Handymanie

von Peter Lohren

Was, sie haben kein Handy," fragte mich vor kurzem jemand ernsthaft erstaunt. Der unglaubliche Ausdruck in seinem Gesicht hätte ein intensiveres Nachfragen erlaubt, aber der Mann wollte mir nicht zu nahe treten, deshalb beließ er es bei einem mitleidigen Kopfschütteln. Um ganz sicherzugehen, nicht vielleicht einen kompletten Vollidioten vor sich zu haben, kam dann doch noch die Nachfrage: "Aber einen Internetanschluss, den haben sie doch, oder?" Ich hätte ihm nun einen Vortrag über meine durch nichts zu erschütternde Vision einer digitalen Revolution erzählen können, ließ es aber bleiben, murmelte was von zahlreichen e-mail Adressen und wechselte das Thema.

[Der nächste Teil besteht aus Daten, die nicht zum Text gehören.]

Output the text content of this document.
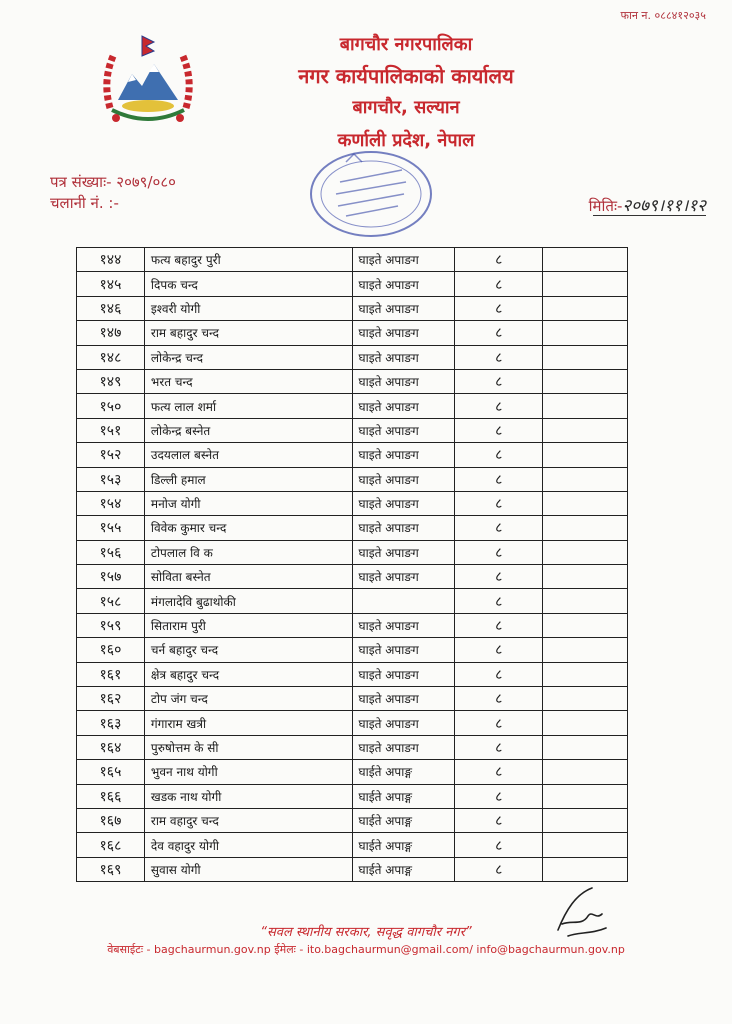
फान न. ०८८४१२०३५
बागचौर नगरपालिका
नगर कार्यपालिकाको कार्यालय
बागचौर, सल्यान
कर्णाली प्रदेश, नेपाल
पत्र संख्याः- २०७९/०८०
चलानी नं. :-	मितिः-२०७९।११।१२
१४४	फत्य बहादुर पुरी	घाइते अपाङग	८	
१४५	दिपक चन्द	घाइते अपाङग	८	
१४६	इश्वरी योगी	घाइते अपाङग	८	
१४७	राम बहादुर चन्द	घाइते अपाङग	८	
१४८	लोकेन्द्र चन्द	घाइते अपाङग	८	
१४९	भरत चन्द	घाइते अपाङग	८	
१५०	फत्य लाल शर्मा	घाइते अपाङग	८	
१५१	लोकेन्द्र बस्नेत	घाइते अपाङग	८	
१५२	उदयलाल बस्नेत	घाइते अपाङग	८	
१५३	डिल्ली हमाल	घाइते अपाङग	८	
१५४	मनोज योगी	घाइते अपाङग	८	
१५५	विवेक कुमार चन्द	घाइते अपाङग	८	
१५६	टोपलाल वि क	घाइते अपाङग	८	
१५७	सोविता बस्नेत	घाइते अपाङग	८	
१५८	मंगलादेवि बुढाथोकी		८	
१५९	सिताराम पुरी	घाइते अपाङग	८	
१६०	चर्न बहादुर चन्द	घाइते अपाङग	८	
१६१	क्षेत्र बहादुर चन्द	घाइते अपाङग	८	
१६२	टोप जंग चन्द	घाइते अपाङग	८	
१६३	गंगाराम खत्री	घाइते अपाङग	८	
१६४	पुरुषोत्तम के सी	घाइते अपाङग	८	
१६५	भुवन नाथ योगी	घाईते अपाङ्ग	८	
१६६	खडक नाथ योगी	घाईते अपाङ्ग	८	
१६७	राम वहादुर चन्द	घाईते अपाङ्ग	८	
१६८	देव वहादुर योगी	घाईते अपाङ्ग	८	
१६९	सुवास योगी	घाईते अपाङ्ग	८	
“सवल स्थानीय सरकार, सवृद्ध वागचौर नगर”
वेबसाईटः - bagchaurmun.gov.np ईमेलः - ito.bagchaurmun@gmail.com/ info@bagchaurmun.gov.np
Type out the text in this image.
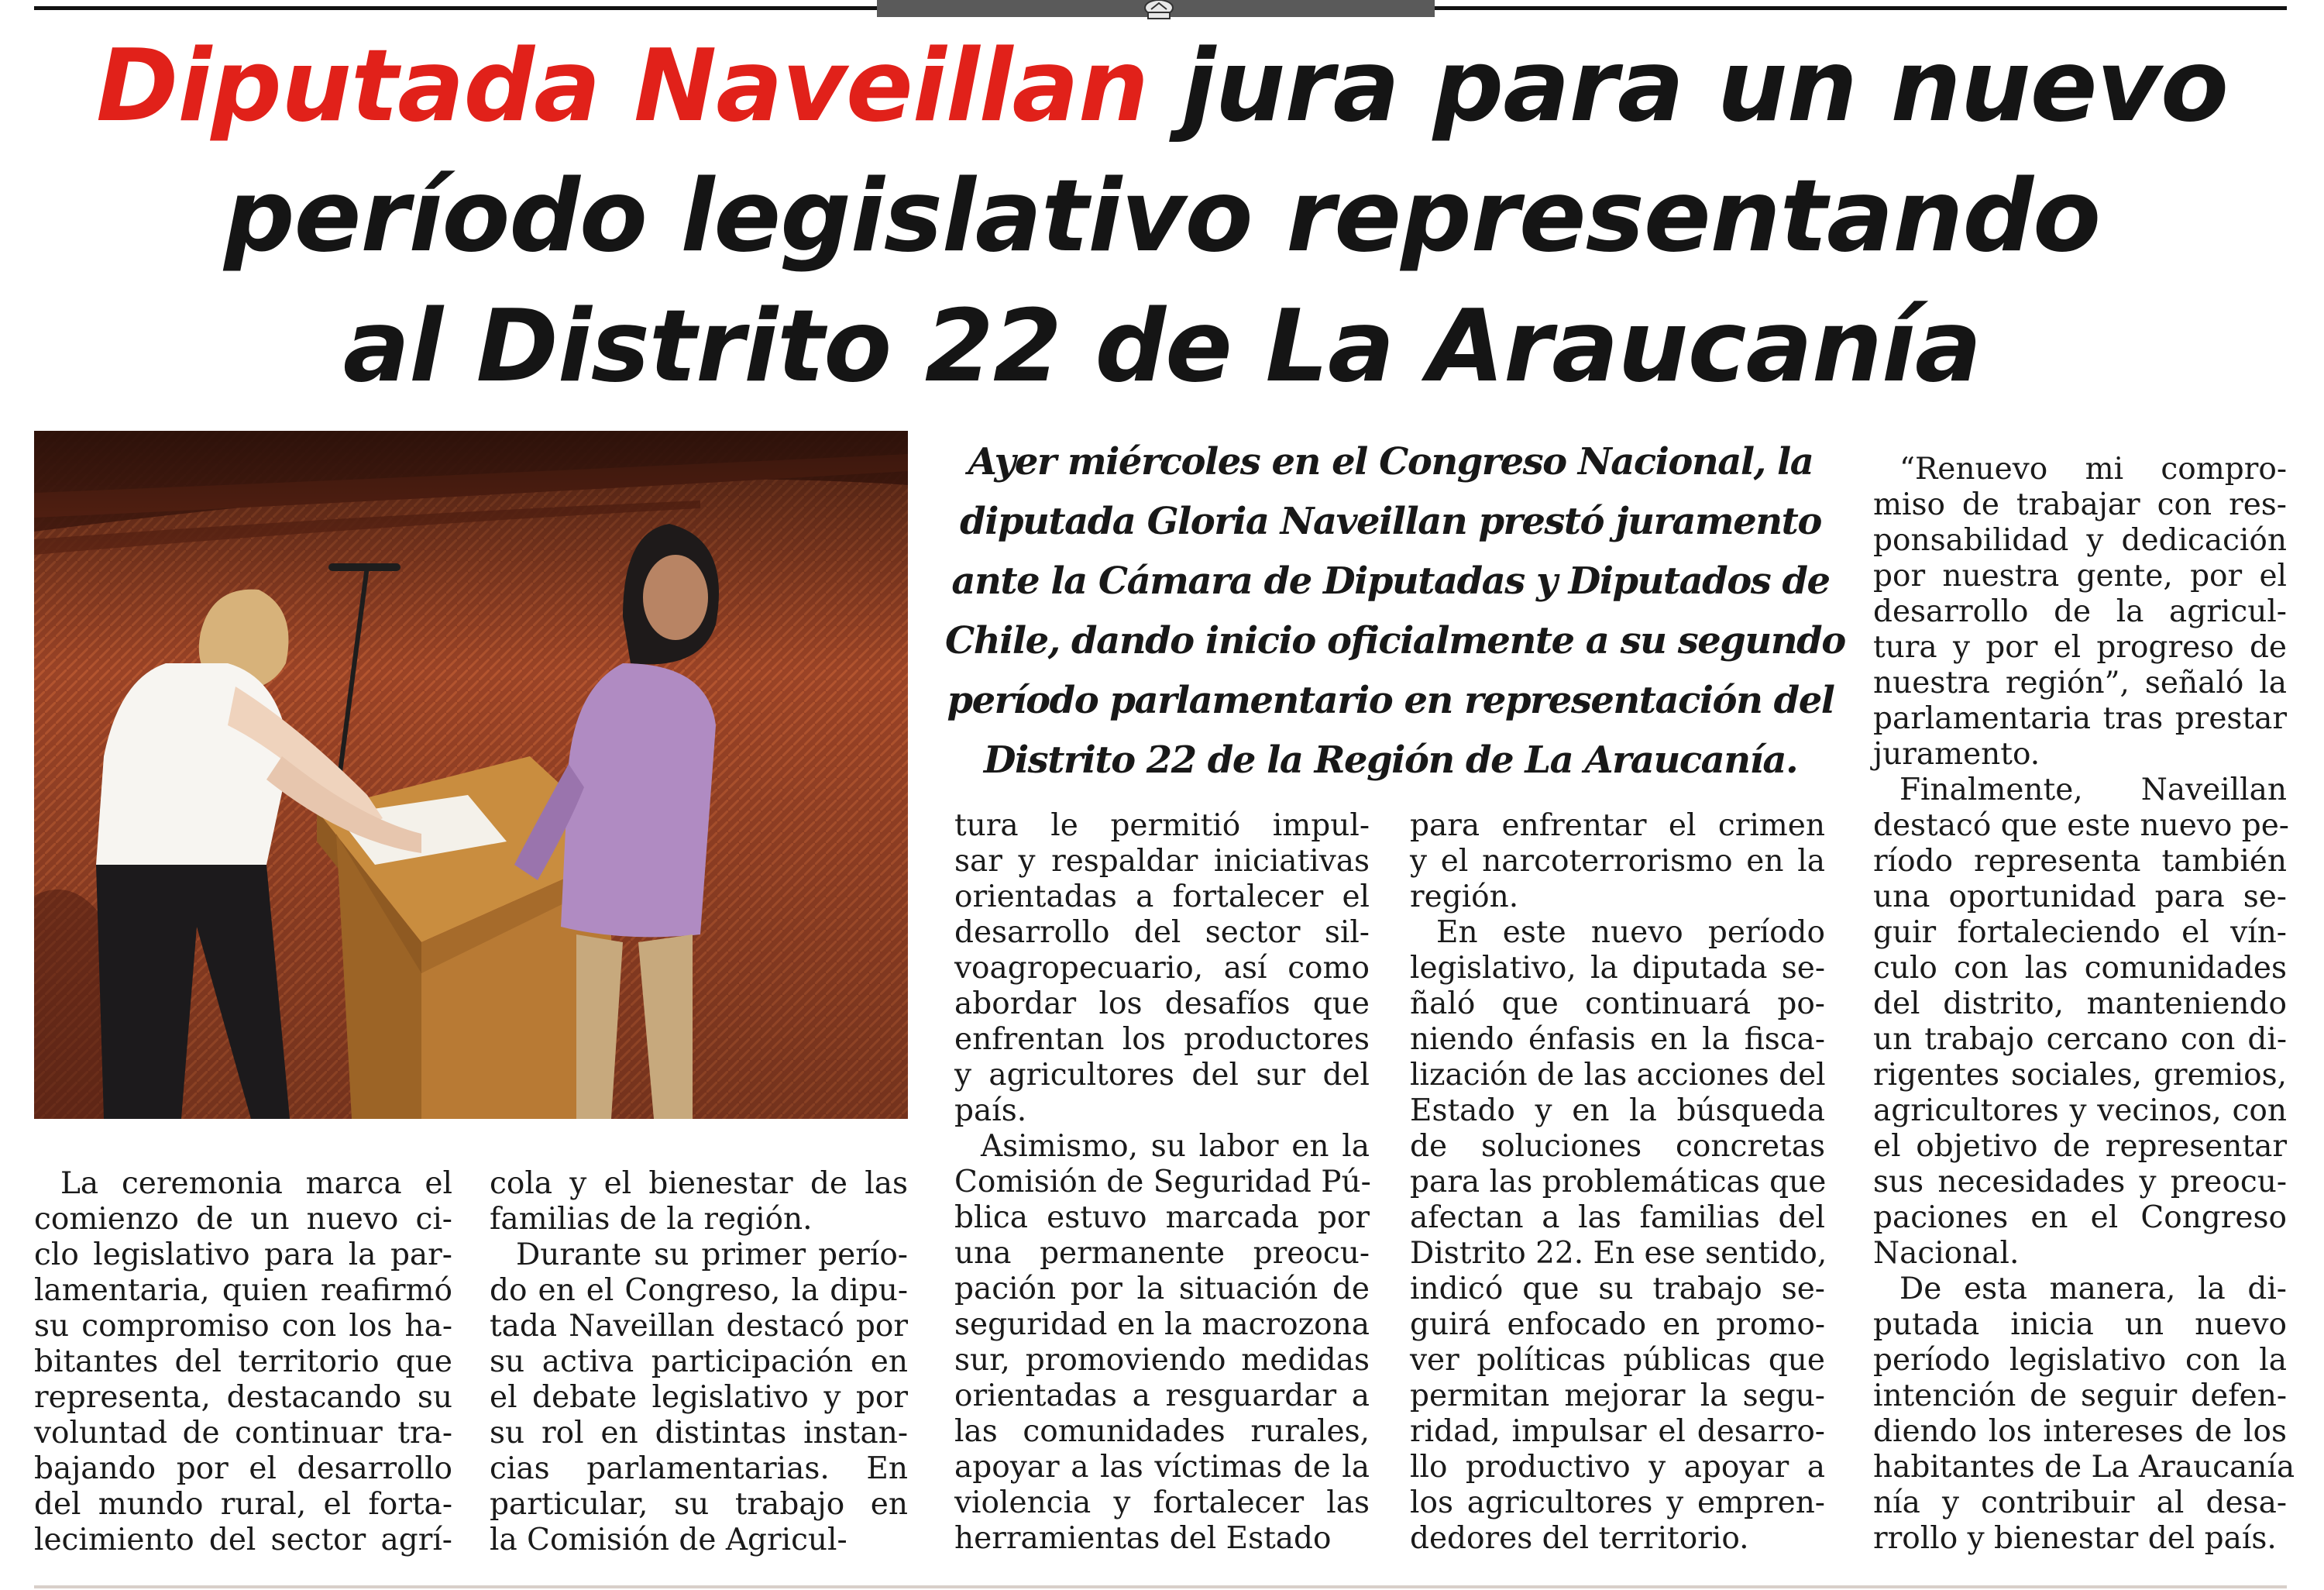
Diputada Naveillan jura para un nuevo
período legislativo representando
al Distrito 22 de La Araucanía

Ayer miércoles en el Congreso Nacional, la
diputada Gloria Naveillan prestó juramento
ante la Cámara de Diputadas y Diputados de
Chile, dando inicio oficialmente a su segundo
período parlamentario en representación del
Distrito 22 de la Región de La Araucanía.

La ceremonia marca el
comienzo de un nuevo ci-
clo legislativo para la par-
lamentaria, quien reafirmó
su compromiso con los ha-
bitantes del territorio que
representa, destacando su
voluntad de continuar tra-
bajando por el desarrollo
del mundo rural, el forta-
lecimiento del sector agrí-
cola y el bienestar de las
familias de la región.
Durante su primer perío-
do en el Congreso, la dipu-
tada Naveillan destacó por
su activa participación en
el debate legislativo y por
su rol en distintas instan-
cias parlamentarias. En
particular, su trabajo en
la Comisión de Agricul-
tura le permitió impul-
sar y respaldar iniciativas
orientadas a fortalecer el
desarrollo del sector sil-
voagropecuario, así como
abordar los desafíos que
enfrentan los productores
y agricultores del sur del
país.
Asimismo, su labor en la
Comisión de Seguridad Pú-
blica estuvo marcada por
una permanente preocu-
pación por la situación de
seguridad en la macrozona
sur, promoviendo medidas
orientadas a resguardar a
las comunidades rurales,
apoyar a las víctimas de la
violencia y fortalecer las
herramientas del Estado
para enfrentar el crimen
y el narcoterrorismo en la
región.
En este nuevo período
legislativo, la diputada se-
ñaló que continuará po-
niendo énfasis en la fisca-
lización de las acciones del
Estado y en la búsqueda
de soluciones concretas
para las problemáticas que
afectan a las familias del
Distrito 22. En ese sentido,
indicó que su trabajo se-
guirá enfocado en promo-
ver políticas públicas que
permitan mejorar la segu-
ridad, impulsar el desarro-
llo productivo y apoyar a
los agricultores y empren-
dedores del territorio.
“Renuevo mi compro-
miso de trabajar con res-
ponsabilidad y dedicación
por nuestra gente, por el
desarrollo de la agricul-
tura y por el progreso de
nuestra región”, señaló la
parlamentaria tras prestar
juramento.
Finalmente, Naveillan
destacó que este nuevo pe-
ríodo representa también
una oportunidad para se-
guir fortaleciendo el vín-
culo con las comunidades
del distrito, manteniendo
un trabajo cercano con di-
rigentes sociales, gremios,
agricultores y vecinos, con
el objetivo de representar
sus necesidades y preocu-
paciones en el Congreso
Nacional.
De esta manera, la di-
putada inicia un nuevo
período legislativo con la
intención de seguir defen-
diendo los intereses de los
habitantes de La Araucanía
nía y contribuir al desa-
rrollo y bienestar del país.
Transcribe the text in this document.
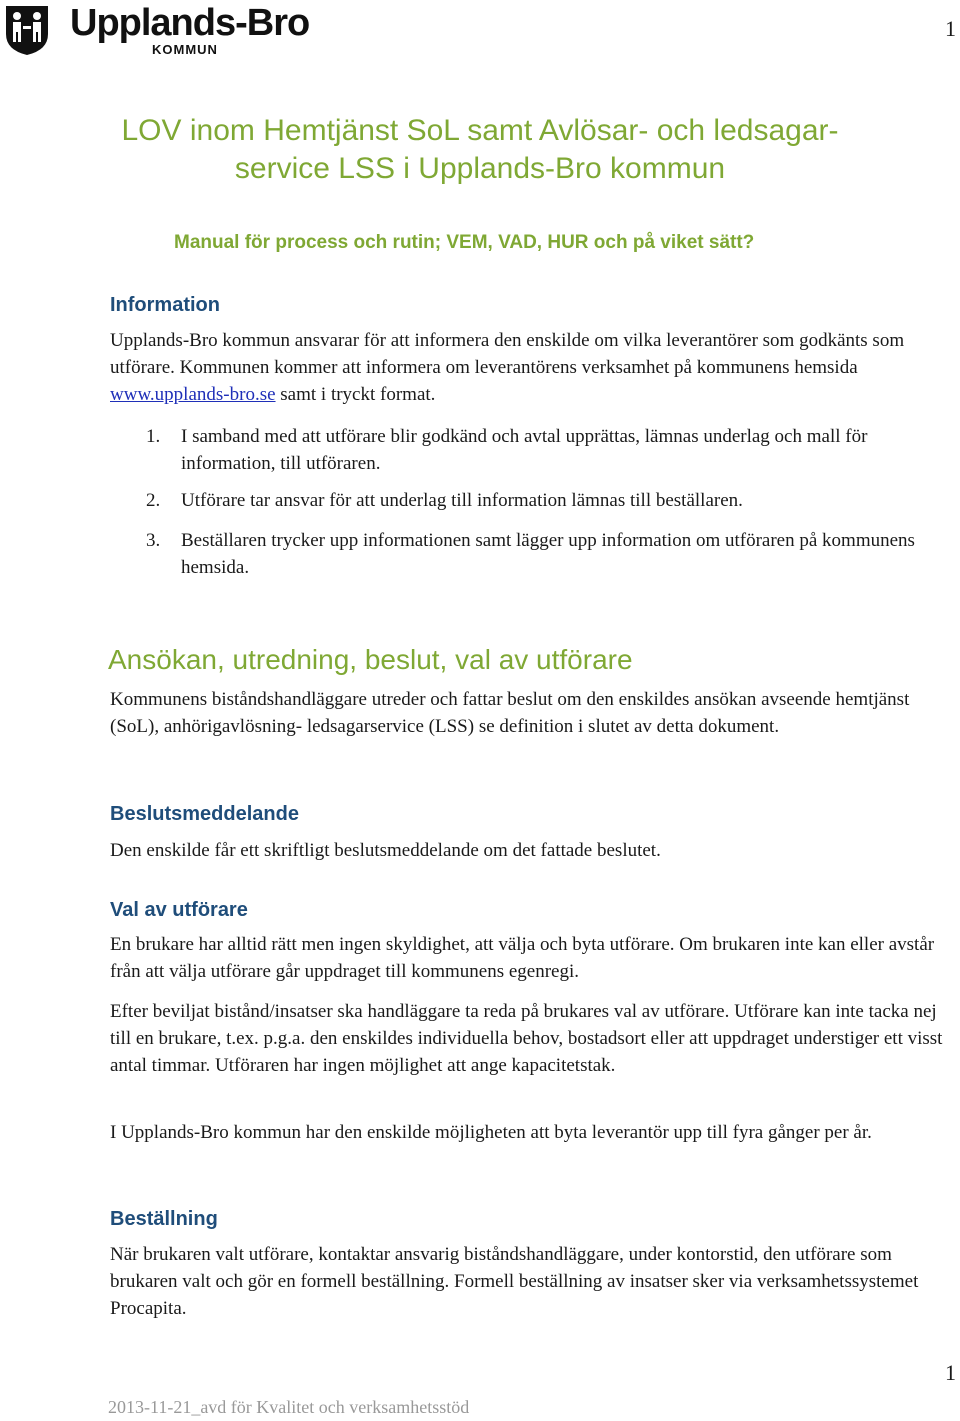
Upplands-Bro
KOMMUN
1
LOV inom Hemtjänst SoL samt Avlösar- och ledsagar-service LSS i Upplands-Bro kommun
Manual för process och rutin; VEM, VAD, HUR och på viket sätt?
Information
Upplands-Bro kommun ansvarar för att informera den enskilde om vilka leverantörer som godkänts som utförare. Kommunen kommer att informera om leverantörens verksamhet på kommunens hemsida www.upplands-bro.se samt i tryckt format.
1.	I samband med att utförare blir godkänd och avtal upprättas, lämnas underlag och mall för information, till utföraren.
2.	Utförare tar ansvar för att underlag till information lämnas till beställaren.
3.	Beställaren trycker upp informationen samt lägger upp information om utföraren på kommunens hemsida.
Ansökan, utredning, beslut, val av utförare
Kommunens biståndshandläggare utreder och fattar beslut om den enskildes ansökan avseende hemtjänst (SoL), anhörigavlösning- ledsagarservice (LSS) se definition i slutet av detta dokument.
Beslutsmeddelande
Den enskilde får ett skriftligt beslutsmeddelande om det fattade beslutet.
Val av utförare
En brukare har alltid rätt men ingen skyldighet, att välja och byta utförare. Om brukaren inte kan eller avstår från att välja utförare går uppdraget till kommunens egenregi.
Efter beviljat bistånd/insatser ska handläggare ta reda på brukares val av utförare. Utförare kan inte tacka nej till en brukare, t.ex. p.g.a. den enskildes individuella behov, bostadsort eller att uppdraget understiger ett visst antal timmar. Utföraren har ingen möjlighet att ange kapacitetstak.
I Upplands-Bro kommun har den enskilde möjligheten att byta leverantör upp till fyra gånger per år.
Beställning
När brukaren valt utförare, kontaktar ansvarig biståndshandläggare, under kontorstid, den utförare som brukaren valt och gör en formell beställning. Formell beställning av insatser sker via verksamhetssystemet Procapita.
1
2013-11-21_avd för Kvalitet och verksamhetsstöd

  Infolge dieses kurzen Dialogs überlegte ich in den nächsten Tagen ernsthaft, was ich wohl alles in meinem Leben verpassen würde, wenn ich meiner Ablehnung zum Handy treu bleiben wollte. In Gedanken, völlig abgeschirmt dieser Art von Kommunikationstechnologie irgendwann mal einer der wenigen zu sein, die sich nicht von einem piepsenden Etwas tyrannisieren zu lassen, beschloss ich dem Phänomen Handy mehr Aufmerksamkeit zukommen zu lassen.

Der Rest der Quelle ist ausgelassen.